Missing value support for Julia
Clone or download



A missing value representation for Julia for databases and statistics

PackageEvaluator Build Status


The package is registered in METADATA.jl and so can be installed with Pkg.add.

julia> Pkg.add("Missings")

Project Status

The package is tested against the current Julia 0.6 release and nightly on Linux, OS X, and Windows.

Starting from Julia 0.7 the Missing type and basic functionalities related to it have been merged to core Julia. This package still provides additional features to handle missing values.

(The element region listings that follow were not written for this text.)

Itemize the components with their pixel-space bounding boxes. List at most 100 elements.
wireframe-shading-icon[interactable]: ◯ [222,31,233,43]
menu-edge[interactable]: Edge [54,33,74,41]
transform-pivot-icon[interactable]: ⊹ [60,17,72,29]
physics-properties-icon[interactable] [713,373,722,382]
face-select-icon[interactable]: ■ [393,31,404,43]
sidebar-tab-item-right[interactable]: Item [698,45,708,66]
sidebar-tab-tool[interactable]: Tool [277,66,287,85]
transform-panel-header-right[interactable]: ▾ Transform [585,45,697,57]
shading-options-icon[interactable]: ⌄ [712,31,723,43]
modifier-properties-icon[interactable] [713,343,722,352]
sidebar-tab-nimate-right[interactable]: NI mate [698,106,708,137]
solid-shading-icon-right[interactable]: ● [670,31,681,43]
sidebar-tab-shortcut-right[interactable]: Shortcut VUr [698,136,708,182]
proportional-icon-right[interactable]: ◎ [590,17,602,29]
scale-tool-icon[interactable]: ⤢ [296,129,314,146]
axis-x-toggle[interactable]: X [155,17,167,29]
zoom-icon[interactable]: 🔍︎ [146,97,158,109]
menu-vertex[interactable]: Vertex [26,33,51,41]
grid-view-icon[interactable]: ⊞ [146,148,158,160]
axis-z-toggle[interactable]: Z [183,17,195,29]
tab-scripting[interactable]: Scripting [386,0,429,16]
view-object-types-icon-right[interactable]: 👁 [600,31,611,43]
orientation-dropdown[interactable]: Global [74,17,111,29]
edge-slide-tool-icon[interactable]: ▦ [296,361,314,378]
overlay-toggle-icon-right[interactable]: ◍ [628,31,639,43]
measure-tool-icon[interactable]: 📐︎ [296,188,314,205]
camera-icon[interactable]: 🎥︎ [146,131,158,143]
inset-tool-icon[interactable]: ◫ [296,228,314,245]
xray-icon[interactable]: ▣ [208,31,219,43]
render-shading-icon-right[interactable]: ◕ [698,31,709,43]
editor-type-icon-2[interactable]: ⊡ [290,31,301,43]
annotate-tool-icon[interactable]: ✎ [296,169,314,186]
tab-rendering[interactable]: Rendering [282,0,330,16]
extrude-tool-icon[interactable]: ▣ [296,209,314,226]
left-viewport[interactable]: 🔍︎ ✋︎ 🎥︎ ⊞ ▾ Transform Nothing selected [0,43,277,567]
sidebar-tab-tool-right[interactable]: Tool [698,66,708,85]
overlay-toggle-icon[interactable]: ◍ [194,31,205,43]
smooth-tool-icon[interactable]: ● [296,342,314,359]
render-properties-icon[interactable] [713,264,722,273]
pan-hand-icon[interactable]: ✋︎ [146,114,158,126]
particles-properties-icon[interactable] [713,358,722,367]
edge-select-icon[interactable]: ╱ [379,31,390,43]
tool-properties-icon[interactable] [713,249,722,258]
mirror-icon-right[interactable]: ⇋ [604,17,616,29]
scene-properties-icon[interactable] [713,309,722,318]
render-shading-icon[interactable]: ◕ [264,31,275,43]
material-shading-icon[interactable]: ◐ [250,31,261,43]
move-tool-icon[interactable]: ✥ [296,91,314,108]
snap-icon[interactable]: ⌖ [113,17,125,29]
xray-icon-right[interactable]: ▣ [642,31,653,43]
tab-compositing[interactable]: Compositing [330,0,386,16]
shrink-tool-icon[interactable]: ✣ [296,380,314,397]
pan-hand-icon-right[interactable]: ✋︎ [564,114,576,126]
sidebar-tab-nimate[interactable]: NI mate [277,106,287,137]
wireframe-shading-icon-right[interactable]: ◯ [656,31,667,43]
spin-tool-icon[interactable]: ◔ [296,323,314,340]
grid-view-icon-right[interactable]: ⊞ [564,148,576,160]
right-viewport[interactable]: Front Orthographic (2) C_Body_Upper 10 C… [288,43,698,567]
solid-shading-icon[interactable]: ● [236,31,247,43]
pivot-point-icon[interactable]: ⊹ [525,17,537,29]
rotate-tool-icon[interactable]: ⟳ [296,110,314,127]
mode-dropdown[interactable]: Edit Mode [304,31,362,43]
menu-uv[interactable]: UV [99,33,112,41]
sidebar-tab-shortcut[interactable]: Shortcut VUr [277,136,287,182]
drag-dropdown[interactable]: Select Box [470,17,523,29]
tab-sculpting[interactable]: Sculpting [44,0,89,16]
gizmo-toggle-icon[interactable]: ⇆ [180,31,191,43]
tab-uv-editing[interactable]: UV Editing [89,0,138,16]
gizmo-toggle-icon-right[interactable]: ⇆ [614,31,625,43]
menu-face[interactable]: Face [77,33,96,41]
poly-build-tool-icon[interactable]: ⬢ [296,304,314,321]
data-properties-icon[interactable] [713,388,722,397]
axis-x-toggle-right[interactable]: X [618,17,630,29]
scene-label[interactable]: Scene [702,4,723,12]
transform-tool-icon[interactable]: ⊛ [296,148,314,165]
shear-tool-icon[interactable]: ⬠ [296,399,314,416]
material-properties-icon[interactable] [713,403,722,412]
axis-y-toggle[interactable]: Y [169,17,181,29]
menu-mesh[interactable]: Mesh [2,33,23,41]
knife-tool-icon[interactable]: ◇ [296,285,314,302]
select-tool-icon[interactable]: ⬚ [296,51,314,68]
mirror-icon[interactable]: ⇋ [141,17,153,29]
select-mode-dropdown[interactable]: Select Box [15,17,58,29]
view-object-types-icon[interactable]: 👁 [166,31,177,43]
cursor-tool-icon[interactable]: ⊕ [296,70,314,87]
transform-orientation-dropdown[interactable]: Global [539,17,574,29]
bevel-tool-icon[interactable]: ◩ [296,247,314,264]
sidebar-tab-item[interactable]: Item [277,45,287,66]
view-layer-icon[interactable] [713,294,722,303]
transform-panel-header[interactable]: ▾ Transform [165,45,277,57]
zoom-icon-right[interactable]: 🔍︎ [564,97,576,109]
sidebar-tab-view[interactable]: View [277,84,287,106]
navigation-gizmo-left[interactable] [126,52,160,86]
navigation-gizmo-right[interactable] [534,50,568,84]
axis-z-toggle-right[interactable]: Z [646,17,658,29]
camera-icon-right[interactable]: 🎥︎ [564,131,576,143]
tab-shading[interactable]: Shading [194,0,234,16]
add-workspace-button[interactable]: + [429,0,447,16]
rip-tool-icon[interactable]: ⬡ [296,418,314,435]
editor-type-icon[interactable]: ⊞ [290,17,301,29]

Contributing and Questions

Contributions are very welcome, as are feature requests and suggestions. Please open an issue if you encounter any problems or would just like to ask a question.


Missings.jl provides a single type Missing with a single instance missing which represents a missing value in data. missing values behave essentially like NULL in SQL or NA in R. missing differs from nothing (the object returned by Julia functions and blocks which do not return any value) in that it can be passed to many operators and functions, prompting them to return missing. Where appropriate, packages should provide methods propagating missing for the functions they define.

The package defines standard operators and functions which propagate missing values: for example 1 + missing and cos(missing) both return missing. In particular, note that comparison operators ==, <, >, <= and => (but not isequal nor isless) also propagate missing, so that 1 == missing and missing == missing both return missing. Use ismissing to test whether a value is missing. Logical operators &, |, /xor implement three-valued logic: they return missing only when the result cannot be determined. For example, true & missing returns missing but true | missing returns true.

In many cases, missing values will have to be skipped or replaced with a valid value. For example, sum([1, missing]) returns missing due to the behavior of +. Use sum(Missings.skip([1, missing]) to ignore missing values. sum(Missings.replace([1, missing], 0)) would have the same effect. Missings.fail throws an error if any value is found while iterating over the data. These three functions return an iterator and therefore do not need to allocate a copy of the data. Finally, the Missings.coalesce function is a more complex and powerful version of Missings.replace.